I’m not familiar at all with the potential functionality in pymc3, so I would do this a completely different way. For one, that joint distribution is not-normalized and it’s not clear how to draw from it properly (maybe \theta \propto \mathrm{Power}(-2.5), a \sim U(0, \theta), b=\theta - a …?). Instead I’d use the parameterization that makes the prior uniform:

with pm.Model() as hm:
  ratio = pm.Uniform('ratio', 0, 1)
  inv_root_sample = pm.Uniform('inv_root_sample', 0, 1)
  a = pm.Deterministic('a', (ratio/inv_root_sample**2))
  b = pm.Deterministic('b', (1 - ratio)/(inv_root_sample**2))
1 Like

I did something similar here. You write the model with pymc3 as:

import pymc3 as pm
import theano.tensor as tt
import matplotlib.pyplot as plt
import numpy as np
import seaborn as sns

plt.style.use('seaborn-darkgrid')

trials = np.array([100, 100, 100, 100, 100, 100, 100, 100, 100, 100])
successes = np.array([40, 44, 47, 54, 63, 46, 44, 49, 58, 50])

First, the hyperpriors

def logp_ab(value):
    """
    Prior density for this problem
    """
    return tt.log(tt.pow(tt.sum(value), -5/2))

with pm.Model() as model:
    # Uninformative prior for alpha and beta
    ab = pm.HalfFlat('ab', shape=2, testval=np.asarray([1., 1.]))
    pm.Potential('p(a, b)', logp_ab(ab))
    
    # Our alpha and beta. Remove this code if you don't want to track alpha
    # and beta
    alpha = pm.Deterministic('alpha', ab[0])
    beta = pm.Deterministic('beta', ab[1])

Now

with model: 
    theta = pm.Beta('theta', alpha=ab[0], beta=ab[1], shape=trials.shape[0]) 
    p = pm.Binomial('y', p=theta, observed=successes, n=trials) 

The magic behind pymc3

with model:
    trace = pm.sample(draws=5_000, tune=5_000)

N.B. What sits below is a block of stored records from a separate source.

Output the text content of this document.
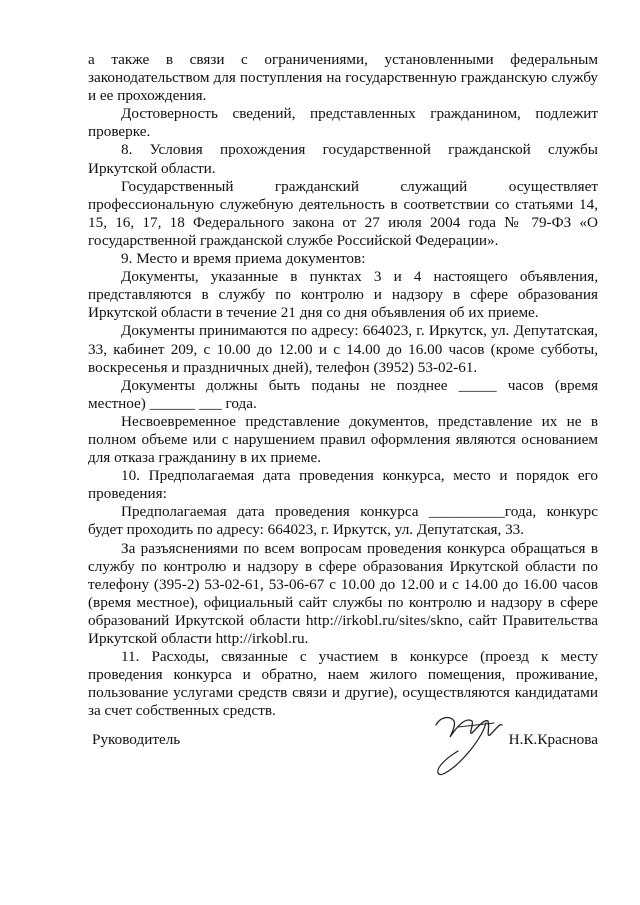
а также в связи с ограничениями, установленными федеральным законодательством для поступления на государственную гражданскую службу и ее прохождения.

Достоверность сведений, представленных гражданином, подлежит проверке.

8. Условия прохождения государственной гражданской службы Иркутской области.

Государственный гражданский служащий осуществляет профессиональную служебную деятельность в соответствии со статьями 14, 15, 16, 17, 18 Федерального закона от 27 июля 2004 года № 79-ФЗ «О государственной гражданской службе Российской Федерации».

9. Место и время приема документов:

Документы, указанные в пунктах 3 и 4 настоящего объявления, представляются в службу по контролю и надзору в сфере образования Иркутской области в течение 21 дня со дня объявления об их приеме.

Документы принимаются по адресу: 664023, г. Иркутск, ул. Депутатская, 33, кабинет 209, с 10.00 до 12.00 и с 14.00 до 16.00 часов (кроме субботы, воскресенья и праздничных дней), телефон (3952) 53-02-61.

Документы должны быть поданы не позднее _____ часов (время местное) ______ ___ года.

Несвоевременное представление документов, представление их не в полном объеме или с нарушением правил оформления являются основанием для отказа гражданину в их приеме.

10. Предполагаемая дата проведения конкурса, место и порядок его проведения:

Предполагаемая дата проведения конкурса __________года, конкурс будет проходить по адресу: 664023, г. Иркутск, ул. Депутатская, 33.

За разъяснениями по всем вопросам проведения конкурса обращаться в службу по контролю и надзору в сфере образования Иркутской области по телефону (395-2) 53-02-61, 53-06-67 с 10.00 до 12.00 и с 14.00 до 16.00 часов (время местное), официальный сайт службы по контролю и надзору в сфере образований Иркутской области http://irkobl.ru/sites/skno, сайт Правительства Иркутской области http://irkobl.ru.

11. Расходы, связанные с участием в конкурсе (проезд к месту проведения конкурса и обратно, наем жилого помещения, проживание, пользование услугами средств связи и другие), осуществляются кандидатами за счет собственных средств.

Руководитель	Н.К.Краснова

If you want to see the traceplot:

pm.traceplot(trace)
plt.show()

If you want to see the posterior distribution of each theta

pm.plot_posterior(trace, varnames=['theta']) 
plt.show()

He uses seaborn to show all of them in one plot

with model:
    poste = pm.sample_posterior_predictive(trace, vars=[theta], size=2000)

for i in range(poste['theta'].shape[1]):
    sns.kdeplot(poste['theta'][:, i], shade=True)

plt.show()

3 Likes

Ah this is brilliant! Specify the distribution of the ratio as Uniform and use the ratio to bind a and b. I’m getting stable and coherent results now. Thank you @ chartl

Thank you rosgori this is the direct translation of the pymc code to PyMC3. This helps a ton.

Interestingly I’m getting different values for (a, b), (alpha, beta), same order of magnitude, but very similar ones for theta.

@alexisperrier could you please share your experience with hierarchical models in context when you need to cooperate multiple days of trials?

I found out that it is not clear how exactly utilize a dataset that contains multiple days of data for multiple variants.